Com os mesmos pregos que Cristo foi crucificado na cruz, são crucificadas também todas as pessoas condenadas a viver indignamente por falta de amor e solidariedade. Não só são condenadas a viver de uma forma desumana, como são impedidas de fazer qualquer coisa para sair da sua pobreza. Sempre que as portas estão fechadas à liberdade de expressão, educação, cuidados de saúde ou aos recursos mínimos para uma vida digna, milhões de pessoas estão a ser crucificadas.

12-XII

12.a Estação: Jesus morre na cruz

Deus amou tanto o mundo, que deu o seu único Filho para dar vida ao mundo pela sua morte na cruz. Deus quer que todos nós tenhamos vida, e que a tenhamos em abundância. Jesus, morrendo da forma mais humilhante, toma sobre si todo o mal da Humanidade a fim de o regenerar e transformar em vida. A sua morte só faz sentido se a observarmos a partir da Ressurreição. Dar a própria vida por alguém é o maior gesto de amor que um ser humano pode fazer. Deus fê-lo por nós, que nunca o esqueçamos.

13-XIII

13. a Estação: Jesus é deposto da cruz

Neste mundo tão insensível e indiferente ao sofrimento humano, encontraremos sempre uma mão amiga para nos tirar da nossa cruz, uma mão de solidariedade e compaixão que lava as nossas feridas e alivia a nossa dor.

14-XIV

14. a Estação: Jesus é depositado no sepulcro

Deus assumiu a nossa humanidade de uma forma total, a fim de a divinizar. Na sua decisão de se tornar um de nós, Ele quis ir até ao fim. Como dizemos no Credo, Ele morreu e foi sepultado, desceu ao lugar dos mortos para salvá-los e dar-lhes vida. Hoje em dia, Deus continua a descer aos lugares mais miseráveis da Terra. Ele está lá onde parece haver apenas morte e desespero. Está nas favelas, nas estradas perigosas percorridas pelos migrantes, nos hospitais, nas prisões, nas aldeias esquecidas, nas casas destruídas por abusos e guerras... Onde os seres humanos perderam toda a dignidade, ali o Filho de Deus continua a ser sepultado.

15-XV

15.a Estação: Jesus ressuscita dos mortos

Nenhuma das 14 estações antes referidas faria sentido se ignorássemos o que muitos consideram ser a décima quinta estação:

A Ressurreição de Jesus.

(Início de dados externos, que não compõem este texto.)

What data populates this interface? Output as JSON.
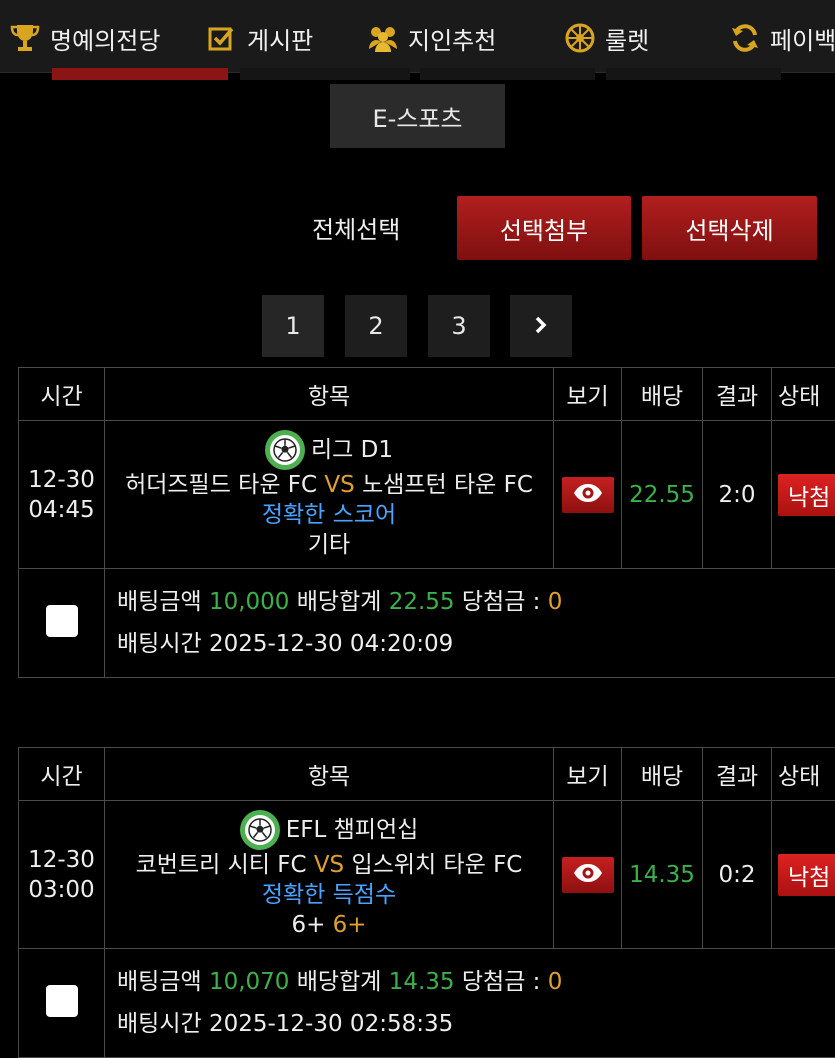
{
  "nav": {
    "items": [
      {
        "label": "명예의전당",
        "icon": "trophy-icon"
      },
      {
        "label": "게시판",
        "icon": "checkbox-icon"
      },
      {
        "label": "지인추천",
        "icon": "people-icon"
      },
      {
        "label": "룰렛",
        "icon": "roulette-icon"
      },
      {
        "label": "페이백",
        "icon": "refresh-icon"
      }
    ]
  },
  "tab": {
    "esports": "E-스포츠"
  },
  "actions": {
    "select_all": "전체선택",
    "attach": "선택첨부",
    "delete": "선택삭제"
  },
  "pagination": {
    "pages": [
      "1",
      "2",
      "3"
    ],
    "next": "›"
  },
  "headers": {
    "time": "시간",
    "item": "항목",
    "view": "보기",
    "odds": "배당",
    "result": "결과",
    "status": "상태"
  },
  "labels": {
    "amount": "배팅금액",
    "total_odds": "배당합계",
    "winnings": "당첨금 :",
    "bet_time": "배팅시간",
    "vs": "VS"
  },
  "bets": [
    {
      "date": "12-30",
      "time": "04:45",
      "league": "리그 D1",
      "home": "허더즈필드 타운 FC",
      "away": "노샘프턴 타운 FC",
      "market": "정확한 스코어",
      "pick_main": "기타",
      "pick_hl": "",
      "odds": "22.55",
      "result": "2:0",
      "status": "낙첨",
      "amount": "10,000",
      "total_odds": "22.55",
      "winnings": "0",
      "bet_time": "2025-12-30 04:20:09"
    },
    {
      "date": "12-30",
      "time": "03:00",
      "league": "EFL 챔피언십",
      "home": "코번트리 시티 FC",
      "away": "입스위치 타운 FC",
      "market": "정확한 득점수",
      "pick_main": "6+",
      "pick_hl": "6+",
      "odds": "14.35",
      "result": "0:2",
      "status": "낙첨",
      "amount": "10,070",
      "total_odds": "14.35",
      "winnings": "0",
      "bet_time": "2025-12-30 02:58:35"
    }
  ],
  "colors": {
    "accent_red": "#b21f1f",
    "odds_green": "#3cb04a",
    "vs_orange": "#e0a030",
    "market_blue": "#4aa3ff"
  }
}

A paixão de Cristo não pode ser compreendida sem a vitória final da vida sobre a morte. O pecado pode sempre obter o perdão; a doença pode ser vencida com a cura; a tristeza com alegria, o desespero com esperança, a pobreza com solidariedade, a marginalização com acolhimento e a discriminação com tolerância. Deus não é um Deus de mortos, mas de vivos.